With recent agreements signed with id Software, Grasshopper Manufacture and Epic Games, EA Partners will bring to market some very compelling software.
But are these deals good for Electronic Arts investors?
On Friday Signal Hill analyst Todd Greenwald asked, "...Why the need for more distribution deals?" He said the most recent deals with Grasshopper and Epic "speak to EA's marketing and publishing strengths, but doesn't say much for their development talent."
Greenwald, who has a "hold" rating on EA stock, said he is "concerned to see how much top-line growth is coming from low-margin distribution deals out of EA Partners."
EA Partners has published games from Harmonix (Rock Band) and Valve Software (The Orange Box), and will be publishing id Software's upcoming Rage (pictured) as well as new IP from Epic Games and Grasshopper Manufacture.
In a phone interview with Edge, Greenwald further questioned EA Partners' deals, from an investor's standpoint.
"[EA Partners' agreements] generate two things for EA: sales--so it helps the top-line--and cash. But the deals are low-margin.
"EA is trying to get its margins up to 20-25 percent, and these deals negatively impact that."
He said EA is willing to take on low-margin projects because publisher needs to flesh out its product pipeline.
He added, "[These agreements] make EA look more like a distributor than a developer of world-class videogame titles. ... It's indicative of the fact that they are not able to develop enough of their own titles to meet their revenue and earnings goals, that they need to fill in the gaps with these distribution deals.
"If they had their own properties, say like what Activision has, they wouldn't need these distribution deals.
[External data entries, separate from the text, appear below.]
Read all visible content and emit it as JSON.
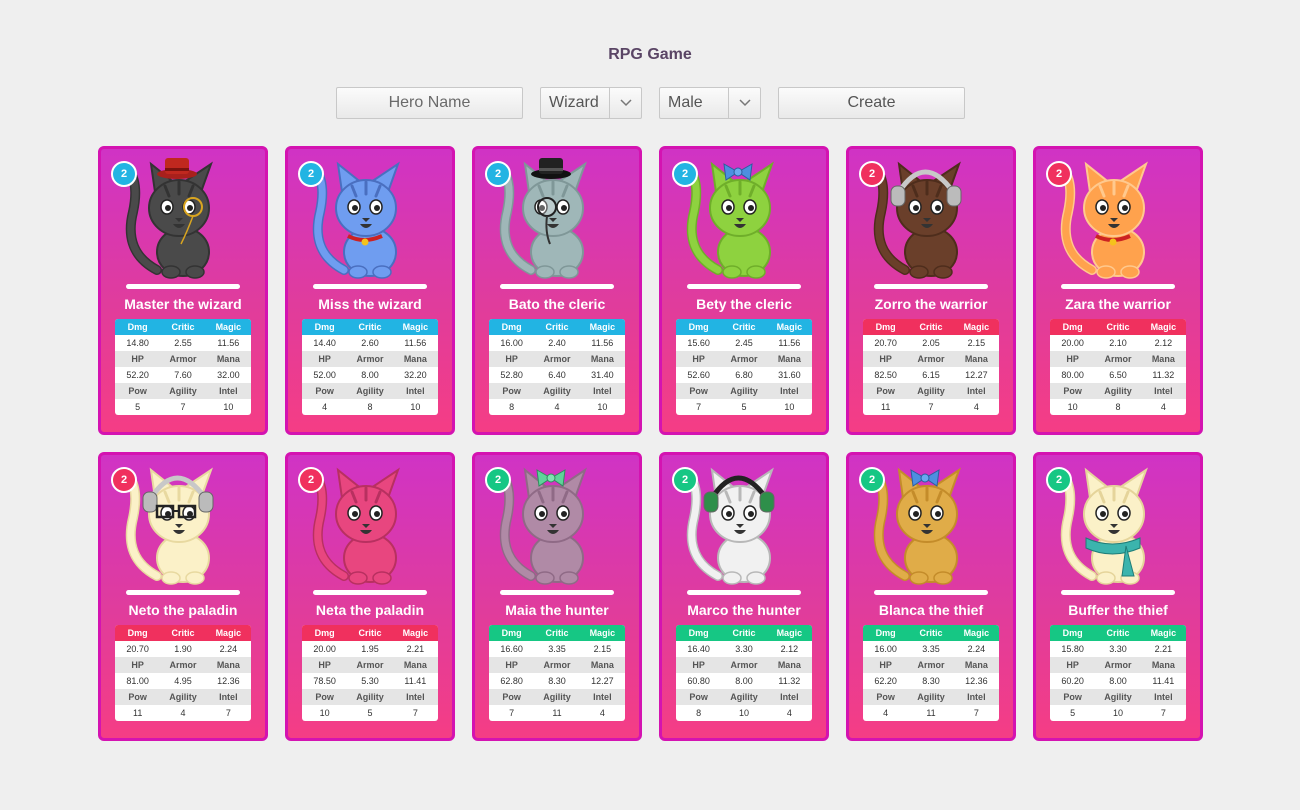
{
  "app": {
    "title": "RPG Game"
  },
  "form": {
    "name_placeholder": "Hero Name",
    "class_value": "Wizard",
    "gender_value": "Male",
    "create_label": "Create"
  },
  "stat_headers": {
    "row1": [
      "Dmg",
      "Critic",
      "Magic"
    ],
    "row2": [
      "HP",
      "Armor",
      "Mana"
    ],
    "row3": [
      "Pow",
      "Agility",
      "Intel"
    ]
  },
  "colors": {
    "blue": "#22b4e3",
    "red": "#f0305e",
    "green": "#16c784"
  },
  "heroes": [
    {
      "name": "Master the wizard",
      "level": "2",
      "team": "blue",
      "fur": "#4a4a4a",
      "stripe": "#333333",
      "acc": "tophat-red",
      "dmg": "14.80",
      "critic": "2.55",
      "magic": "11.56",
      "hp": "52.20",
      "armor": "7.60",
      "mana": "32.00",
      "pow": "5",
      "agility": "7",
      "intel": "10"
    },
    {
      "name": "Miss the wizard",
      "level": "2",
      "team": "blue",
      "fur": "#6f9df0",
      "stripe": "#4a6fc0",
      "acc": "collar",
      "dmg": "14.40",
      "critic": "2.60",
      "magic": "11.56",
      "hp": "52.00",
      "armor": "8.00",
      "mana": "32.20",
      "pow": "4",
      "agility": "8",
      "intel": "10"
    },
    {
      "name": "Bato the cleric",
      "level": "2",
      "team": "blue",
      "fur": "#9fb7b8",
      "stripe": "#7f9798",
      "acc": "tophat-black",
      "dmg": "16.00",
      "critic": "2.40",
      "magic": "11.56",
      "hp": "52.80",
      "armor": "6.40",
      "mana": "31.40",
      "pow": "8",
      "agility": "4",
      "intel": "10"
    },
    {
      "name": "Bety the cleric",
      "level": "2",
      "team": "blue",
      "fur": "#8ed23f",
      "stripe": "#6fae2a",
      "acc": "bow-blue",
      "dmg": "15.60",
      "critic": "2.45",
      "magic": "11.56",
      "hp": "52.60",
      "armor": "6.80",
      "mana": "31.60",
      "pow": "7",
      "agility": "5",
      "intel": "10"
    },
    {
      "name": "Zorro the warrior",
      "level": "2",
      "team": "red",
      "fur": "#6a3f2a",
      "stripe": "#4e2d1c",
      "acc": "headphones",
      "dmg": "20.70",
      "critic": "2.05",
      "magic": "2.15",
      "hp": "82.50",
      "armor": "6.15",
      "mana": "12.27",
      "pow": "11",
      "agility": "7",
      "intel": "4"
    },
    {
      "name": "Zara the warrior",
      "level": "2",
      "team": "red",
      "fur": "#ffa24d",
      "stripe": "#ffc98e",
      "acc": "collar",
      "dmg": "20.00",
      "critic": "2.10",
      "magic": "2.12",
      "hp": "80.00",
      "armor": "6.50",
      "mana": "11.32",
      "pow": "10",
      "agility": "8",
      "intel": "4"
    },
    {
      "name": "Neto the paladin",
      "level": "2",
      "team": "red",
      "fur": "#fbf1c8",
      "stripe": "#e8d9a0",
      "acc": "headphones-glasses",
      "dmg": "20.70",
      "critic": "1.90",
      "magic": "2.24",
      "hp": "81.00",
      "armor": "4.95",
      "mana": "12.36",
      "pow": "11",
      "agility": "4",
      "intel": "7"
    },
    {
      "name": "Neta the paladin",
      "level": "2",
      "team": "red",
      "fur": "#e8467f",
      "stripe": "#b83060",
      "acc": "none",
      "dmg": "20.00",
      "critic": "1.95",
      "magic": "2.21",
      "hp": "78.50",
      "armor": "5.30",
      "mana": "11.41",
      "pow": "10",
      "agility": "5",
      "intel": "7"
    },
    {
      "name": "Maia the hunter",
      "level": "2",
      "team": "green",
      "fur": "#b08aa6",
      "stripe": "#8f6a86",
      "acc": "bow-green",
      "dmg": "16.60",
      "critic": "3.35",
      "magic": "2.15",
      "hp": "62.80",
      "armor": "8.30",
      "mana": "12.27",
      "pow": "7",
      "agility": "11",
      "intel": "4"
    },
    {
      "name": "Marco the hunter",
      "level": "2",
      "team": "green",
      "fur": "#f1f1f1",
      "stripe": "#b8b8b8",
      "acc": "headphones-green",
      "dmg": "16.40",
      "critic": "3.30",
      "magic": "2.12",
      "hp": "60.80",
      "armor": "8.00",
      "mana": "11.32",
      "pow": "8",
      "agility": "10",
      "intel": "4"
    },
    {
      "name": "Blanca the thief",
      "level": "2",
      "team": "green",
      "fur": "#e0ac48",
      "stripe": "#c48c2a",
      "acc": "bow-blue",
      "dmg": "16.00",
      "critic": "3.35",
      "magic": "2.24",
      "hp": "62.20",
      "armor": "8.30",
      "mana": "12.36",
      "pow": "4",
      "agility": "11",
      "intel": "7"
    },
    {
      "name": "Buffer the thief",
      "level": "2",
      "team": "green",
      "fur": "#fbf1c8",
      "stripe": "#e5d49a",
      "acc": "scarf",
      "dmg": "15.80",
      "critic": "3.30",
      "magic": "2.21",
      "hp": "60.20",
      "armor": "8.00",
      "mana": "11.41",
      "pow": "5",
      "agility": "10",
      "intel": "7"
    }
  ]
}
In the past they haven't, but for some reason now there's a big push.
"I can see that they want to leverage their marketing and distribution platform with other peoples' content, but from an investors' perspective, when you're dealing with operating margins and what not, these deals hurt those margins. It makes it a lot worse."
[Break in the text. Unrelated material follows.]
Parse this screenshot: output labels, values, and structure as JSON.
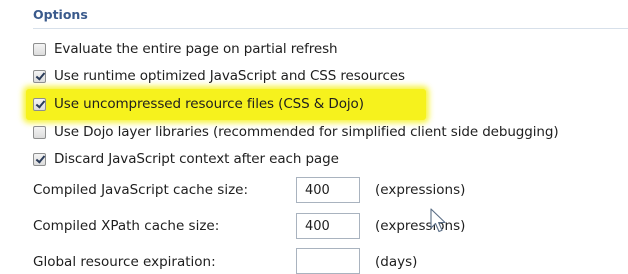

That "analysis" is just plain silly. It's one thing to criticize EA for the quality of their profits, but to say these deals with top video game brands are not good business doesn't hold water. EA has a huge distribution infrastructure they can leverage for many partners.
Talk about a short. I would call that one irresponsible if not borderline criminal for trying to talk down the stock.
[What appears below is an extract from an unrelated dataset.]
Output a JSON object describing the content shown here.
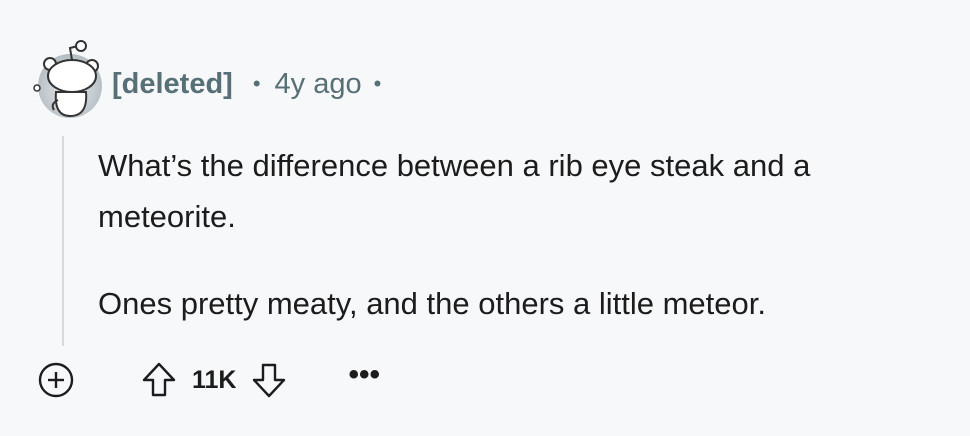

How does the guy know the margin on these deals? but lets give him the benefit of the doubt (even though i would tend to believe that a pure distribution deal requires very little investment by EA thus making it a profitable deal).
Why would EA make those deals?
I dunno maybe they are trying to turnaround the company, and become a more respected name so that the HIGH MARGIN deals make themselves... after all lately EAP can do no wrong, right?.
"It's indicative of the fact that they are not able to develop enough of their own titles to meet their revenue and earnings goals" are you kidding? have you seen this fall/holiday lineup the most new IPs by far.
Further out it may be more hazy so lets also give him the benefit of the doubt, but herein lies the problem, if thats the case then hes answering his own question!!!
Q: Why would EA make those deals?
A: To fill the gaps, and make the company more profitable. (sounds reasonable)
ah yes i forgot the margins... i think these are more appropriate questions
Can the following games sell better than expected?
-Spore
-Madden (looking like it may surpass expectations)
-Warhammer
-DeadSpace
-MirrorsEdge
Can they make inroads on the Wii/casual/mobile
-Hasbro deal
-Skate it
-Spielberg project
Wow i think i should have stopped at irresponsible.